Blogs · Deep Learning · System Design

MLOps Post Training Considerations

An Overview of how to design a full-stack Deep Learning System

2024.03.08 · 12 min read · by Zhenlin Wang

Introduction

Several years before, since I started working on ML projects, I’ve had traumatizing experiences conducting post-training operations. So many years later, I still found the mistakes and lessons I learnt from those projects valuable. Therefore, I’ve decided to share my thoughts here, for my own references (remember the do’s and don’ts!!!) and for anyone interested to take their piece of gem home.

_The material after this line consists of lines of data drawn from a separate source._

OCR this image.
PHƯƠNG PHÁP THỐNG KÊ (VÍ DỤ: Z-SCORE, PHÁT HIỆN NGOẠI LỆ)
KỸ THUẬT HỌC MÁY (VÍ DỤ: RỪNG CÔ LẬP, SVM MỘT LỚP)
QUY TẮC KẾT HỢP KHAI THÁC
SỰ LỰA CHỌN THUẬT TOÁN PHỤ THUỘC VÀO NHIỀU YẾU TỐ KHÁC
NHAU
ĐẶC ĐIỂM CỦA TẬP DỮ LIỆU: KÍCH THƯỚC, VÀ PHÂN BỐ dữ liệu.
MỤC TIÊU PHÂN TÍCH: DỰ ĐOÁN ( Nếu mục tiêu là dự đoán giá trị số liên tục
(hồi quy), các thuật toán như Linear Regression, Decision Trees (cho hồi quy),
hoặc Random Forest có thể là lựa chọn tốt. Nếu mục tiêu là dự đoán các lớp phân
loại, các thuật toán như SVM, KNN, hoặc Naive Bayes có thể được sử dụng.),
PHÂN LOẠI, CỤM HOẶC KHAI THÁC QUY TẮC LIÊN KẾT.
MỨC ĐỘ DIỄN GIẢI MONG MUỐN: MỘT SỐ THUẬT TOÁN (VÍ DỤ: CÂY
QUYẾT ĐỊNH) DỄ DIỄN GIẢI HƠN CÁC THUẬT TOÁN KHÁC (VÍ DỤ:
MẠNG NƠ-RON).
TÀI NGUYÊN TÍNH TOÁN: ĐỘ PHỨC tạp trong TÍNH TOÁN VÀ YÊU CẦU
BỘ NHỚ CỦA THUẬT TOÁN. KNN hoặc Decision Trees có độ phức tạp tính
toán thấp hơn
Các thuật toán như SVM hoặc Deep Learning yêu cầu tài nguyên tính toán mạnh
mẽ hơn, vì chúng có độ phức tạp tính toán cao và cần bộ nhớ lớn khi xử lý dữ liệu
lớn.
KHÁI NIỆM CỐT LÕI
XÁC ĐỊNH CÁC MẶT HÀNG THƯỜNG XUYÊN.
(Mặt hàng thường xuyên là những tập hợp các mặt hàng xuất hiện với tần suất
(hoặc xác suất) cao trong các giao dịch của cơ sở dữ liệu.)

So what should be done after model training? Many university-level courses touched the surface of the topic, but in essence, it contains the handling of your model artifacts and training results, applying appropriate logging/monitoring and deployment to a server for actual usage. A great workflow chart I learned from Jeremy Jordan has demonstrated it well.


Credit: Jeremy Jordan

As you can see from the workflow:

In this blog, I’ll focus on experiment tracking, model registry, serving and monitoring. Note that I would not go through every detail in one blog, as you and I will both get tired reading a lengthy blog. I’ll put some relevant links at places for people intereted to explore further. In the future, I’ll also come up with blogs discussing each component in full detail as well. So stay tuned for that if you like my style XD.

Experiment Tracking

Every mature data scientist and ml engineer/researcher should appreciate the important of experiment tracking:

There are a few components in experiment tracking:

  1. Logging: Maintain a log for each experiment and save it in a unified place. Log your model hyperparameters, experiment metrics, and any other relevant information. This aids in easy retrieval and comparison.
  2. Version Control: this include tagging and versioning of your training data, your model, metadata and experiments. This significantly reduces the chance of redoing experiments which may result in significant waste of resources (Yes I did this once…)
  3. Metadata Annotation: Annotate experiments with metadata such as project name, researcher name, and experiment purpose. This contextual information proves invaluable in understanding the context of each experiment.
  4. Visualization: Use visualization tools to track and compare metrics across experiments. This aids in identifying trends, outliers, and areas for improvement. In many cases, inputs and outputs stored are visualized as well.

Platforms to use

Nowadays, tracking experiments are much easier than 5, 10 years ago with the help of well-developed tracking tools. A few powerful ones I’ve used and would recommend are

These tools have api’s directly embedded in your training scripts. For example, for mlflow, all you need to do is run mlflow ui

import mlflow

experiment_name = "YOUR_EXPERIMENT_NAME"
run_name = datetime.now().strftime("%Y%m%d-%H%M")
mlflow.set_tracking_url("http://localhost:5000") # replace it if you have a dedicated tracking server url
mlflow.set_experiment(experiment_name=experiment_name)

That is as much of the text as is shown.